In pursuit of that third aim, in 2017, The Hastings Center selected Joel Michael Reynolds to be its inaugural Rice Family Postdoctoral Fellow. In his first year, Joel and I planned the conference, called “The Gift and Weight of Genomic Knowledge: In Search of the Good Biocitizen,” that gave rise to the collection of essays before you. We happily shared the gratifying work of collaborating with conference presenters to turn their talks into the essays before you.

We held the conference at the Brooklyn Law School on October 4 and 5, 2018. Joel and I thank Karen Porter, the executive director of BLS’s Center for Health, Science, and Public Policy, for her insight in conceiving the conference and for her generosity in creating such a welcoming space for conversation.

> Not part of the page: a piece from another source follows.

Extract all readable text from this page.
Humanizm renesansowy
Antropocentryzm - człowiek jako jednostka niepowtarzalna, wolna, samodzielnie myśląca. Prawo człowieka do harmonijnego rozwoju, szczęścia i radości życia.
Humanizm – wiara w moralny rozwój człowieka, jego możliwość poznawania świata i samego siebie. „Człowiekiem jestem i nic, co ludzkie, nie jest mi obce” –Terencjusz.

We thank Christine Mitchell, the executive director of the Center for Bioethics at Harvard Medical School; Rita Charon, a professor and the chair of the Department of Medical Humanities and Ethics at Columbia University; and Mildred Solomon, the president of The Hastings Center, for providing funds without which we could not have convened the conference. We also thank Isabel Bolo, Elizabeth Dietz, Marnie Klein, Ben Wills, Rachel Zacharias (all formerly or currently at The Hastings Center), and Liz Alpert (from BLS) for their tireless work on the logistical details that were essential for the success of the conference. Finally, we thank the astute reviewers of manuscripts for this special report. Without their wise counsel, this collection would not now be in your hands.